Não há bis in idem. A menoridade, referida no artigo 224, "a", institui a presunção de violência sempre que o menor tenha 14 anos ou menos. Esta regra destina-se apenas a dispensar a prova da violência. No artigo 9º, da Lei 8072/90, prevê-se agravante especial pela idade da vítima. São finalidades absolutamente diferentes. Não é a presunção de violência que tipifica o fato, mas a própria violência. Aquela apenas dispensa que esta deva ser comprovada.

Nesse sentido:

"O fato de a vítima ser menor de quatorze anos pode ser utilizado tanto para presumir a violência como circunstância elementar do tipo (CP, artigo 214 c/c 224, a) quanto para aumentar devido à causa de aumento prevista no artigo 9º da Lei dos Crimes Hediondos Precedentes citados: HC n. 76.004-RJ (DJU, 21-8-98; HC n. 74.780-RJ (DJU, 06-02-98)" (STF, 2ª Turma, HC 77.254-SP, Rel. Ministro limar Galvão, Informativo n. 129, 4-11- 1998).

"Ambas as Turmas do Supremo Tribunal Federal consideram a não ocorrência de bis in idem no reconhecimento da causa de aumento do artigo 9º, da Lei n. 8.072/90, em face de ser a vítima menor de quatorze anos, nos crimes de estupro e atentado violento ao pudor tipificado pela violência presumida (artigo 224, alínea a, do Código Penal)" (STF, HC 77.254-7/SP, DJU, 12.3.1999).
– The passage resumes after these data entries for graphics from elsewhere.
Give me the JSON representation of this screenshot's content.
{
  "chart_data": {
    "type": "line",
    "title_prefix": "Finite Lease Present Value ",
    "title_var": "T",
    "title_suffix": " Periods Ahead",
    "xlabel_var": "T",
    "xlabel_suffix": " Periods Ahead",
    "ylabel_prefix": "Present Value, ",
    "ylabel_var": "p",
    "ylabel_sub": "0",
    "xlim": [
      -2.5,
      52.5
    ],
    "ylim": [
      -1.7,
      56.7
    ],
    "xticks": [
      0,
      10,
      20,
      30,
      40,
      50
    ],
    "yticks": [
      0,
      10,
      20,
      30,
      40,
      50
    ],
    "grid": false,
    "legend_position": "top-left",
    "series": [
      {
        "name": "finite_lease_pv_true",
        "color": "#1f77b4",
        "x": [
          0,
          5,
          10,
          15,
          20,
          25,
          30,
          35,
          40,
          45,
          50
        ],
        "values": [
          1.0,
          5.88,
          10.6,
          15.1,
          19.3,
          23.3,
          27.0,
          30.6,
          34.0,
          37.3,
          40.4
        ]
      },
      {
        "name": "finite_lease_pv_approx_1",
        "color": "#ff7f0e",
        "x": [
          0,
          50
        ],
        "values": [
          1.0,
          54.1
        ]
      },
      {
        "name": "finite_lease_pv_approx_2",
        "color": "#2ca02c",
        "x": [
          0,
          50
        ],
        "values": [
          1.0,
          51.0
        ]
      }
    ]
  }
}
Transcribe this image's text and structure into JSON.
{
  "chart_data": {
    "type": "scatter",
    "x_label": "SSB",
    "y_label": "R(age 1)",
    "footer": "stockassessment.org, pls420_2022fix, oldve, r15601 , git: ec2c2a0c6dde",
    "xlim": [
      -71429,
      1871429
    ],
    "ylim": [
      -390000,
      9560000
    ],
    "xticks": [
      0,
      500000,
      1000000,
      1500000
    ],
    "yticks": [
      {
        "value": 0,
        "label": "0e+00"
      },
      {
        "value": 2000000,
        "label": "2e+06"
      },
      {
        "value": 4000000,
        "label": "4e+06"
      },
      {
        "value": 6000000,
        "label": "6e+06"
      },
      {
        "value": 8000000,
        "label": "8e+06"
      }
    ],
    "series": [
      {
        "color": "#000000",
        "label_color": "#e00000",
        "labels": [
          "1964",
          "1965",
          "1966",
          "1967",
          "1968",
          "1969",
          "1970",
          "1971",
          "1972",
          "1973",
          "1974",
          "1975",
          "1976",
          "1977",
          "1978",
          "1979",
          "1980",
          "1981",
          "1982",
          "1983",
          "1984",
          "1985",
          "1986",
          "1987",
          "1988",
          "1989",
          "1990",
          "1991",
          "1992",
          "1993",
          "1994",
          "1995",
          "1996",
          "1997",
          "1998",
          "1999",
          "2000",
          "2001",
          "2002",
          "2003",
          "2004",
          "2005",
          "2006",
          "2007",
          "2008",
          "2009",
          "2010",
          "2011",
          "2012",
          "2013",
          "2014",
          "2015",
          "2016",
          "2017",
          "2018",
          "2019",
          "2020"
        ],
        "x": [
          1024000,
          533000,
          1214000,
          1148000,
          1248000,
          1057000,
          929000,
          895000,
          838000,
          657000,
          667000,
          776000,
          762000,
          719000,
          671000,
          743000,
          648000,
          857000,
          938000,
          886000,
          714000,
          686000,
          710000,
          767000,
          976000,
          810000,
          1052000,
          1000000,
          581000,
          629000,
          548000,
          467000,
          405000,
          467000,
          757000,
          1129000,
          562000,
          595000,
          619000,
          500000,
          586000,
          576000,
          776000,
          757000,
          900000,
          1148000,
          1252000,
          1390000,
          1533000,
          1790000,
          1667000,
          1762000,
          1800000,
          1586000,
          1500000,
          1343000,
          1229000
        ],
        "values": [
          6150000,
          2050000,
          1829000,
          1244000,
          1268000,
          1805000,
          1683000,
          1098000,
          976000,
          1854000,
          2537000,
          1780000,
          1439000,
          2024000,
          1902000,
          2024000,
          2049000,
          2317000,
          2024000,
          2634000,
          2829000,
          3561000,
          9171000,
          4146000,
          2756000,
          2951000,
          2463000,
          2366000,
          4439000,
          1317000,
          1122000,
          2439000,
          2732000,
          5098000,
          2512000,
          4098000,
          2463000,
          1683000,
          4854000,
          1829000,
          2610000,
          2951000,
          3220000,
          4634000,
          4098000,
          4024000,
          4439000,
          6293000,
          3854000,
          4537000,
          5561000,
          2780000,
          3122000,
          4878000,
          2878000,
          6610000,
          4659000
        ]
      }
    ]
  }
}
São precedentes citados por Fernando Capez, in Curso de Direito Penal, volume 3, 5ª edição, 2007, Saraiva, São Paulo, pág. 67).

Não sendo este, todavia, o entendimento predominante na Câmara, deixo de aplicá-lo, curvando-me ao entendimento da douta maioria.

6. - Aqui, convém esclarecer que este Relator não se convenceu da existência de violência real contra Bárbara. Segundo ela narrou, dirigiu-se até a casa do réu no intuito de "ficar" com ele, tendo, no entanto, sido levada para o quarto e, mesmo diante de sua recusa, obrigada à conjunção carnal, uma vez que teria sido segurada pelo pescoço, restando imobilizada.

Conforme se depreende do apurado nos autos, ela procurou pelo réu, restando claro que consentiu no ocorrido. Foi, possivelmente, para justificar-se perante sua genitora, minimizando a culpa que sentia, que preferiu afirmar que foi forçada.

Com efeito, um só homem não consegue, salvo em circunstâncias especiais, pela violência física, obrigar outra pessoa à prática de ato libidinoso, sobretudo o estupro, em que o ato da conjunção carnal reclama a concentração das energias psíquicas e fisiológicas do agressor no fenômeno da ereção. Para a configuração da violência, necessário se faz comprovar, existindo na vítima a capacidade de resistência, que esta foi empregada; ou, em outros termos, que houve ataque e reação séria, que houve luta. Nesse sentido o magistério de A. Almeida Júnior e J. B. de O. e Costa Júnior, em Lições de Medicina Legal. 8ª edição, Companhia Editora Nacional. Disso não encontrei indícios convincentes nos autos.

7. - Aplica-se a regra do crime continuado. Os delitos foram cometidos em circunstâncias de tempo, lugar e maneira de execução tais, que permitem considerá-los unidade jurídica.

Tendo sido praticados dois delitos dolosos, contra vítimas diferentes, aplica-se a pena em dobro, nos termos do parágrafo único, do artigo 71, do Código Penal, perfazendo a punição total 12 anos de reclusão.

8. - O regime carcerário será inicialmente fechado, diante da hediondez dos delitos e da quantidade de pena aplicada.

9. - Pelo exposto, dou parcial provimento ao apelo, a fim de condenar ANDERSON DUARTE a 12 anos de reclusão, em regime fechado, como incurso no artigo 213, c.c. os artigos 224, "a" 225, parágrafo primeiro, I, na forma do artigo 71, parágrafo único, todos do Código Penal, e determino se expeça mandado de prisão, esgotadas as vias impugnativas ordinárias.